九十九怪怪
第1怪

夜間学校-ようかいがっこう-

この県で一番栄えている場所から、北に向かい二つの村を越え、更にその先にある山を抜ける。最後の村からも3キロ離れた場所に、私は来ていた。
そこには、かつて遠い昔に人間が住んでいたと思われる、壊れた井戸や廃材が散らばっていて、見るからにおぞましい雰囲気である。

更に、今時刻は23時。
その雰囲気はかなり助長されている。


しかし、私はそんなものは気にせず先を行く。冷たい風が私の色素の薄い長い髪を揺らした。


かつて、村落があったであろう場所を抜け、更に奥。
開けた土壌、その先には多分建物であったであろう朽ち果てた平屋。
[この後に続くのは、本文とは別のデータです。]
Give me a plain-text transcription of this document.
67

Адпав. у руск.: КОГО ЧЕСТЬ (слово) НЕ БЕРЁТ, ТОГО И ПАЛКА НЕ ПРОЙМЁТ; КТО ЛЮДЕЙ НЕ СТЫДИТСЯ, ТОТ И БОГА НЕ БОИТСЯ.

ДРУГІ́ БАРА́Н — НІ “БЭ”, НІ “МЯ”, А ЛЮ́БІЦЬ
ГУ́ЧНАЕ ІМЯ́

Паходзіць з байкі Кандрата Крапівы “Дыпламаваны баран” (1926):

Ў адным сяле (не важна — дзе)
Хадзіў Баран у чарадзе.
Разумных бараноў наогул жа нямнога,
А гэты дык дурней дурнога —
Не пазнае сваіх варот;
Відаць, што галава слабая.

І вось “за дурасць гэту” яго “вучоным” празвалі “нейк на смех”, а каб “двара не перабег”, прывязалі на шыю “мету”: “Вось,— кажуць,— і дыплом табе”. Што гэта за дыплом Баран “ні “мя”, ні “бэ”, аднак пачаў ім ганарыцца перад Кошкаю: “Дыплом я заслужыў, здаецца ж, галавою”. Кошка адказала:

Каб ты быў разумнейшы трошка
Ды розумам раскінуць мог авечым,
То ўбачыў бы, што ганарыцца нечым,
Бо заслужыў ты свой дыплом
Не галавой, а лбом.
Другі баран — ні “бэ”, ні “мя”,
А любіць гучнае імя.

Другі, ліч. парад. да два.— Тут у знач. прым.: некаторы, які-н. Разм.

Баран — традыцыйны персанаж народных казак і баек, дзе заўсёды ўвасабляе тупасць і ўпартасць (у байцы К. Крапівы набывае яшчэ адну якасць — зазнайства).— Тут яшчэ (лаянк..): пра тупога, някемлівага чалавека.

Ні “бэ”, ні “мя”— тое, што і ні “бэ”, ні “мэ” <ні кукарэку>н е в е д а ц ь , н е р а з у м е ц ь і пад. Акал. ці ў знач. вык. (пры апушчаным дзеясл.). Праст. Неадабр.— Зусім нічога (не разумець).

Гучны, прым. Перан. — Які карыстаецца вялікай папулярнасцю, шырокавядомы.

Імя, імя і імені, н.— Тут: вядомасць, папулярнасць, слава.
中央の壊れた時計が、そこがかつて何であったかを教えてくれる。

廃校、そこが目的地である。

あったもんじゃない、申し訳ない程度の入り口の横開きの戸を開ける。
木の下駄箱を抜け、右に曲がって直ぐの戸を開ける。



「おはよう!」


「おはよう」
「あら、今日は早めね、おはよう」「おはよ」
「………」


次々と、夜中でありながら朝の挨拶を交わしていく。
聞いた限りでは、ある学校の登校風景だろう。しかし、


「ねぇ、今日の授業ってなんだっけ?」

隣の席の片目を前髪で隠した少年に聞く。


「今日はね、人間行動学だよ」


優しく微笑みながら彼は答えた。唯一、穏便な少年である。

「あっ、そうだったんだ。じゃあ、私は寝て「あぁ…、人間を襲いたい」…ちょっと!?姑獲鳥(うぶめ)!?」


急に肩に重みを感じたと思ったら、恐ろしい言葉を聞いて驚いた私は後ろを振り返る。
そこには、げっそりした顔をした妊婦がいて、彼女は姑獲鳥という。


「姑獲鳥…。今から人間行動学だって言ってる側から…」


呆れた、の一言。

「だって…、無性に女の腑を切り裂…「ああ!!わかったから、妄想だけにしておいてよ!!」

渋々、姑獲鳥は頷こうとしたが、

「…わかるよ。人間なぶり殺したいよね、姑獲鳥」


の爆弾投下の一言でまた姑獲鳥の目が妖しく光る。
やっぱりそうよねと、言葉を発した少年に同意している。
少年は、麗しい顔立ちで彼の額には角がある。